Students are urged to express (e.g., say, write, draw, model, etc.) their current 'ideas' (e.g., knowledge, understanding, attitudes, etc.) about phenomena (e.g., green plants) that relate to a knowledge topic (e.g., photosynthesis) to be addressed in the course. Such activities should be mostly student-directed & very open-ended (with many, perhaps conflicting, 'ideas' expressed).
The teacher should use direct teaching approaches to ensure all students learn essential 'products' (e.g., laws, theories & inventions) of science & technology - such as processes of photosynthesis that convert water & carbon dioxide into carbohydrate (& other) molecules, with oxygen released as a bi-product of that process. To help ensure students learn such facts, concepts, etc., teachers should also ask students to complete application activities - in which students may use 'ideas' (e.g., laws, theories, inventions) just taught. Such application activities may be somewhat more student-directed & open-ended (although the teacher may want to make them more closed-ended, to ensure all students learn well).
Students should be given activities that further encourage them to apply 'ideas' (e.g., laws, theories & inventions) just taught (in the Learning Ideas phase). Such activities should be much more student-directed & open-ended, allowing students to more freely & creatively evaluate ('judge') ideas available to them (e.g., their ideas from the Expressing Ideas phase and 'ideas' they learned in the Learning Ideas phase).

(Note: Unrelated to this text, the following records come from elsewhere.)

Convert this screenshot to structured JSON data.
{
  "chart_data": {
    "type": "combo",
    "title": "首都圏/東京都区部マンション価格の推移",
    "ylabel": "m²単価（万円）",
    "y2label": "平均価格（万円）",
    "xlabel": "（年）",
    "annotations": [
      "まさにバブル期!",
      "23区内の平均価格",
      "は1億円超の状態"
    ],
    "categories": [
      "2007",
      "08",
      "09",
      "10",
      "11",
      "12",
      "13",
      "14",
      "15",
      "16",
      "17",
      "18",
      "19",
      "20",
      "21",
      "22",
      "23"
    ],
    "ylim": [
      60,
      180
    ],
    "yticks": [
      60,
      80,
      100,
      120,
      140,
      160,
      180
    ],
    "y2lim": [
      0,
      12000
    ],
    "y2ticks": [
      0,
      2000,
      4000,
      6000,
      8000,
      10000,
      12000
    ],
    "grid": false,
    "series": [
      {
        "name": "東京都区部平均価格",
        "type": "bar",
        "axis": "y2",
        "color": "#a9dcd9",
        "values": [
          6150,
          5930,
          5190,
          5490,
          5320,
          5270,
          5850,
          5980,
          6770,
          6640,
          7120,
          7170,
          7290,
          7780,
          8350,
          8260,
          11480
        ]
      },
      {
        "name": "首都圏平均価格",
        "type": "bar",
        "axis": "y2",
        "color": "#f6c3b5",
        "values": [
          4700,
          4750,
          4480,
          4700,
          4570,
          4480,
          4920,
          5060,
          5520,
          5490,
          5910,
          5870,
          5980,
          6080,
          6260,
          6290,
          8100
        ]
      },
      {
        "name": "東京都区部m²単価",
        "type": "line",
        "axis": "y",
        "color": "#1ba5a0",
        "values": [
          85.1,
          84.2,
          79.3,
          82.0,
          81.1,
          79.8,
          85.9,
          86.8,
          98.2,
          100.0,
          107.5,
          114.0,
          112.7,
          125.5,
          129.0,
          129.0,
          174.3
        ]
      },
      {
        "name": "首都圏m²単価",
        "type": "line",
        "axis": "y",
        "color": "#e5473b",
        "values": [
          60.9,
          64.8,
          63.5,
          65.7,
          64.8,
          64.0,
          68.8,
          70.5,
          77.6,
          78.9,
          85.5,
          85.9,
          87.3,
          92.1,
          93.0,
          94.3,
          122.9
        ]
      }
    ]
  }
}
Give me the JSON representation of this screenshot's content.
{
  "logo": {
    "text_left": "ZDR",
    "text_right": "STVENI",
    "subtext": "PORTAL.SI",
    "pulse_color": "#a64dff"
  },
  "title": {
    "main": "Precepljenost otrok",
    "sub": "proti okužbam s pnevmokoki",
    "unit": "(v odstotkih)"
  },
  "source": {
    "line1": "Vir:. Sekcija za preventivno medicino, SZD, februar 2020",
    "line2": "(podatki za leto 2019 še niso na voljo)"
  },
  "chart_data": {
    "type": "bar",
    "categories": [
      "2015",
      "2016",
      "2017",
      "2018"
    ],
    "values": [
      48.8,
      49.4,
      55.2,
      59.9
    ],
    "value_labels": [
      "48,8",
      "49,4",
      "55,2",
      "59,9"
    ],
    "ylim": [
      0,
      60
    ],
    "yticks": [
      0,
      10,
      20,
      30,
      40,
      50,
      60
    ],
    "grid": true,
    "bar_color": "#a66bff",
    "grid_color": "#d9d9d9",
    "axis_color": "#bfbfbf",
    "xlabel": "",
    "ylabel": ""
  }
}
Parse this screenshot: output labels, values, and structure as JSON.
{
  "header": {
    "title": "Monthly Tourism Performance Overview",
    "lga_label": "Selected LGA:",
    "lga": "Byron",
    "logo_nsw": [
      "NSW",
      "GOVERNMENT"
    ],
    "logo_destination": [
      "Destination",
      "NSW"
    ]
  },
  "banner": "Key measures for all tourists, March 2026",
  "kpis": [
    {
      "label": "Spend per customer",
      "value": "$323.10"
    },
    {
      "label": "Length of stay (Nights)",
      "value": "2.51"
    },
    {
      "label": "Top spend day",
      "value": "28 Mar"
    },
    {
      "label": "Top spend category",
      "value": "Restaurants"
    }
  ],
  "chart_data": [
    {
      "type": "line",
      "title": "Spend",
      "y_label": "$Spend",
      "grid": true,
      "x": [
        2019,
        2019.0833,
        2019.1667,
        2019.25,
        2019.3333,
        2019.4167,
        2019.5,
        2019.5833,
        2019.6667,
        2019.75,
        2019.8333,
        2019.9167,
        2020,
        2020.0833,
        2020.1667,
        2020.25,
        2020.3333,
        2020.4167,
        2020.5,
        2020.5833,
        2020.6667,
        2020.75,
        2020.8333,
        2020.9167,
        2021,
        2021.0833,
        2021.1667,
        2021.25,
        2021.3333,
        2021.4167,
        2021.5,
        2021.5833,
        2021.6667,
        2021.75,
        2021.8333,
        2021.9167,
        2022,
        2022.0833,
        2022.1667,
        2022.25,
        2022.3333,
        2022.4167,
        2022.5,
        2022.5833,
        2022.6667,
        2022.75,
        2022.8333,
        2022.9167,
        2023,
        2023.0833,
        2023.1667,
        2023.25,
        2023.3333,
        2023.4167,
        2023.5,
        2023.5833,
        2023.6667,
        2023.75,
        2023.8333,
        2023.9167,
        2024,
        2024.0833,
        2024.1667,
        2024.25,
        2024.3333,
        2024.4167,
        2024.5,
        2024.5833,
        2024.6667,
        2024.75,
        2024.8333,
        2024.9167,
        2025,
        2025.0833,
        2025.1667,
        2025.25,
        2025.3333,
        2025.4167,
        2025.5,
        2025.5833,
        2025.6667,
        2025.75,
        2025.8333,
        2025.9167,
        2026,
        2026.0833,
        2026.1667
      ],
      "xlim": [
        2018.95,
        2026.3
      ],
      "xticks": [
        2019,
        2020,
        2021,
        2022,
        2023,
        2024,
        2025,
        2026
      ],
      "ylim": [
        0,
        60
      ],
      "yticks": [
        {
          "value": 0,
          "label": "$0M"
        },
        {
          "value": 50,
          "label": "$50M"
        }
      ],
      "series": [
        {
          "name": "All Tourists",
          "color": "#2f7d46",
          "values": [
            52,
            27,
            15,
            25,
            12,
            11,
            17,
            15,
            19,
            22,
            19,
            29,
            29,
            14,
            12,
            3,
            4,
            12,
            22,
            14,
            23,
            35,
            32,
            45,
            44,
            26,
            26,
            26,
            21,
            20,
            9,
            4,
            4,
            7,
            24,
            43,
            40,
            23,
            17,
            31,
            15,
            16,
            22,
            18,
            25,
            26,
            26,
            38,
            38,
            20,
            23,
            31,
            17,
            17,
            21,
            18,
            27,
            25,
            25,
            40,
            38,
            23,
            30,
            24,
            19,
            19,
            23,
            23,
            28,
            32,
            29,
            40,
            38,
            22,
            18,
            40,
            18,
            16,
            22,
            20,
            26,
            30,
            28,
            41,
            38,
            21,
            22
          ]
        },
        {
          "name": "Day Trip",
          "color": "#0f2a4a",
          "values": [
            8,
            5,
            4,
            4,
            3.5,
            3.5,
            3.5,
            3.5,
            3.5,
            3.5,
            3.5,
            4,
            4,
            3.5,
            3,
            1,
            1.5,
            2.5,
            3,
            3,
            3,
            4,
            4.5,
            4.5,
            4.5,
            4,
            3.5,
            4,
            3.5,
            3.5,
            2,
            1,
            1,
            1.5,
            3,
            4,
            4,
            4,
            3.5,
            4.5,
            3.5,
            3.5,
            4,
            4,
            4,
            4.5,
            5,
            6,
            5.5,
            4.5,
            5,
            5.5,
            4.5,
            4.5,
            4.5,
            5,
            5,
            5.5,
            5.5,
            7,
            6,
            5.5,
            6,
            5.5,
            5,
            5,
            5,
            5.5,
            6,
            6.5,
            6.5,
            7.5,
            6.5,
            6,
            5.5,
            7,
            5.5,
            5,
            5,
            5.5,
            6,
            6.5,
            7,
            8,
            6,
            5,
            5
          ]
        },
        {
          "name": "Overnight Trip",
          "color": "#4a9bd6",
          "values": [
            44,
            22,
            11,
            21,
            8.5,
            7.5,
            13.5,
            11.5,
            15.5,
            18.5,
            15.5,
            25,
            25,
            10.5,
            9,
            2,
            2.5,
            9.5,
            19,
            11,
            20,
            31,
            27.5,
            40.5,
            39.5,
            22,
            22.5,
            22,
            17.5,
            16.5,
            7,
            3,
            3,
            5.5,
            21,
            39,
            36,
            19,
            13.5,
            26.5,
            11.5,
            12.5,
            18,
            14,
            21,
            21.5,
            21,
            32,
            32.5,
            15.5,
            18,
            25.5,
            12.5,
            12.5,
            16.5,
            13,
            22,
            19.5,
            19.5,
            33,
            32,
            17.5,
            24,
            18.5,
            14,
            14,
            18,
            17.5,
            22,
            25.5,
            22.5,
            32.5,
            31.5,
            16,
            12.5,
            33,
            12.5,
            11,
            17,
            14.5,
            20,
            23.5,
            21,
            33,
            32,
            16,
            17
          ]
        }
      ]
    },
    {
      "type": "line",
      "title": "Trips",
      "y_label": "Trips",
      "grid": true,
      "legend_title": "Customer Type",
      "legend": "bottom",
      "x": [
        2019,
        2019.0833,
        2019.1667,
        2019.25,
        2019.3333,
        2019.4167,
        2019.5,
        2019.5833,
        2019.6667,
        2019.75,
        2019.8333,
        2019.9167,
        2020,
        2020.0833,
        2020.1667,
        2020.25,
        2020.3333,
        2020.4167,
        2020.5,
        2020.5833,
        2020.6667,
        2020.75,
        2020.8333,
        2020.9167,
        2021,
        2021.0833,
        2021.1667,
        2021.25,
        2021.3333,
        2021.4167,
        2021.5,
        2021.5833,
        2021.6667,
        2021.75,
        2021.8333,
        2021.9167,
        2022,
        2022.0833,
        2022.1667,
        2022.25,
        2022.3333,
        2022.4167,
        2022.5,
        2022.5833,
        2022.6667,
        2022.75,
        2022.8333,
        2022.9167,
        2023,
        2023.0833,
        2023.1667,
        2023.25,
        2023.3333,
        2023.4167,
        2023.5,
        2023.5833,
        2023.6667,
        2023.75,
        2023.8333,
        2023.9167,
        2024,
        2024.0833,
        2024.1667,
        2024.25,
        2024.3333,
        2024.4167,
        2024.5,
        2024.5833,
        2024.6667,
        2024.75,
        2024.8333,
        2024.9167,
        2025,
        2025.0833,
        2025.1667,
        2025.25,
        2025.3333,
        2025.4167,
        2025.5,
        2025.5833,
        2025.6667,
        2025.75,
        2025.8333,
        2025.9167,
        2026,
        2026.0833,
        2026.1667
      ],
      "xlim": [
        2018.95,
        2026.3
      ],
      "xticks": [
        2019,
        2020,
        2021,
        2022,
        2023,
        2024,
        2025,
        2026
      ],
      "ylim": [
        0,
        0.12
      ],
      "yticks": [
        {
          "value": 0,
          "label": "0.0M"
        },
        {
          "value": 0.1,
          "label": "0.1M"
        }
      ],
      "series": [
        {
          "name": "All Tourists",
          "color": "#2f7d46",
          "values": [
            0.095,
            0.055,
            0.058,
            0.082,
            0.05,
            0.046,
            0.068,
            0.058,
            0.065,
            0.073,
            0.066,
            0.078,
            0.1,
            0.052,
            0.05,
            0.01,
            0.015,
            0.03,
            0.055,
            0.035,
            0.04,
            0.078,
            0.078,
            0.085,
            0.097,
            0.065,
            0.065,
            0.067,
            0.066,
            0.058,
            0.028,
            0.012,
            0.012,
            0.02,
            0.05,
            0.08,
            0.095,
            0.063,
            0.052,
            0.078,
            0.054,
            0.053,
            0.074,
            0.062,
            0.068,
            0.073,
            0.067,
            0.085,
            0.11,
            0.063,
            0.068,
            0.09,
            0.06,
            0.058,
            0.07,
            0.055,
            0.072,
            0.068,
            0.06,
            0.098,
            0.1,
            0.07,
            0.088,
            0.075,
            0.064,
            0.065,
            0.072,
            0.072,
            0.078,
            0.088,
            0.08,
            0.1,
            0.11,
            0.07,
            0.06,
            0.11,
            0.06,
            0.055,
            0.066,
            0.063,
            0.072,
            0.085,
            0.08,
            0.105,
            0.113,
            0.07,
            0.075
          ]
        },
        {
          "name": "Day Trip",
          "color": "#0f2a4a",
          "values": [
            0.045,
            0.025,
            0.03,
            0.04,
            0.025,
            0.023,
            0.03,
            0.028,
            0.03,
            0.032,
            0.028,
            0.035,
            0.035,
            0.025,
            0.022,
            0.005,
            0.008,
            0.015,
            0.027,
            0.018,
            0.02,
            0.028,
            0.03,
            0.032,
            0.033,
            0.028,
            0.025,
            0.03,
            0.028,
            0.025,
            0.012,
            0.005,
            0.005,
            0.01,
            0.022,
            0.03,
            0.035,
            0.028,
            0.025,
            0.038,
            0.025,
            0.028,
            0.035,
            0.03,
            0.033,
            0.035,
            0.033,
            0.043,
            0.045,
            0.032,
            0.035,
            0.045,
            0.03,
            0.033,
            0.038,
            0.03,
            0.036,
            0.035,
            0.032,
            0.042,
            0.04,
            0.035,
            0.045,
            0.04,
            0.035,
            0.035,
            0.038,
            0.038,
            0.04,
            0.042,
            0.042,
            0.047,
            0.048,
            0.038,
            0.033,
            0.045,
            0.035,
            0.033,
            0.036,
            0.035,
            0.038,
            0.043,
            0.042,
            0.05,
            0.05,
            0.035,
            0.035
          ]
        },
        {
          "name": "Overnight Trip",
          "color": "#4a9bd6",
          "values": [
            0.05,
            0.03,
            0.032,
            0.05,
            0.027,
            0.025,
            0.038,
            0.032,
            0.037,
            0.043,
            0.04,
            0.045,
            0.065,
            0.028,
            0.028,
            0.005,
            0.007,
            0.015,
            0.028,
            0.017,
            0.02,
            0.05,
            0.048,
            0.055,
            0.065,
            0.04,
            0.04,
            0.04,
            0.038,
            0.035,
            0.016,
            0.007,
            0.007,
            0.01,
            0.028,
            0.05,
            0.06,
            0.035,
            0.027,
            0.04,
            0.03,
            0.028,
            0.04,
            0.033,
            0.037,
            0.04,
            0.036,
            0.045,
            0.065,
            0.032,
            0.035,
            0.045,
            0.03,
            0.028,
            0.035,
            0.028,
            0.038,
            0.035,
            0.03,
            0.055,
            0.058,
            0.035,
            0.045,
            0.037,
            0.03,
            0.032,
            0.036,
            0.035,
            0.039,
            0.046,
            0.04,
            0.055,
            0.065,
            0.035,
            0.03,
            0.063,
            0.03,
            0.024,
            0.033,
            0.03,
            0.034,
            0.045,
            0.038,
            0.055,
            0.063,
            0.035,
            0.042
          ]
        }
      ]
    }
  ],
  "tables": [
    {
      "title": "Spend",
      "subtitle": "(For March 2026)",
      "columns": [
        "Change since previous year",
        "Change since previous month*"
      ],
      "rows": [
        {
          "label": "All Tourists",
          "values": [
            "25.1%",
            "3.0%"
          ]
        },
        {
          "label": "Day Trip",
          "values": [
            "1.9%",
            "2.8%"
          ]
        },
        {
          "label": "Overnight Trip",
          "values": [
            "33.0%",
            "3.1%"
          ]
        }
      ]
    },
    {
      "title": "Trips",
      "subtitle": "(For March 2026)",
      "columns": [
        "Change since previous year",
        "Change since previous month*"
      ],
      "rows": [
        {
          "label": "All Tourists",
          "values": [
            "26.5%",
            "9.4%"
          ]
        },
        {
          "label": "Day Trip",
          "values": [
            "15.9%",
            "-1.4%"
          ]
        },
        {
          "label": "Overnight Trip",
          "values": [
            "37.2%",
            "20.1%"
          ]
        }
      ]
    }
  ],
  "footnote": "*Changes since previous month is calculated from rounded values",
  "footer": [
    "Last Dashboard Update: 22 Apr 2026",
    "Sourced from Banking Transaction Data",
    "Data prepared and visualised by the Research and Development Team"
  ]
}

Products Education & STEPWISE Pedagogy
Products Education, as illustrated by the STEPWISE tetrahedral schema, is in 2-way relationships with learning in other domains – including, for instance, STSE Education. Accordingly, there seems to be justification for combining teaching & learning of more than one leaning domain in individual learning activities. That is, indeed, assumed in the STEPWISE pedagogical framework illustrated and linked at right/below. When students express their existing conceptions of commodities (e.g., cell phones) in the Students Reflect stage, for instance, they may express concepts about Products (e.g., electronic circuitry) and about STSE relationships (e.g., government de-regulations permitting child labour in mining). Teachers can teach about different domains in the Teacher Teaches phase – including aspects of Products, Skills, STSE, STSE Harms, STSE Actions & Sample RiNA Projects. For example, students could learn about GM salmon as part of larger actor-networks and educational videos (e.g., here) discussing relative merits of such technologies. Students can then choose to use such teaching and other learning to design & conduct of practice RiNA projects in the Students Practise phase and in Student-led RiNA Projects.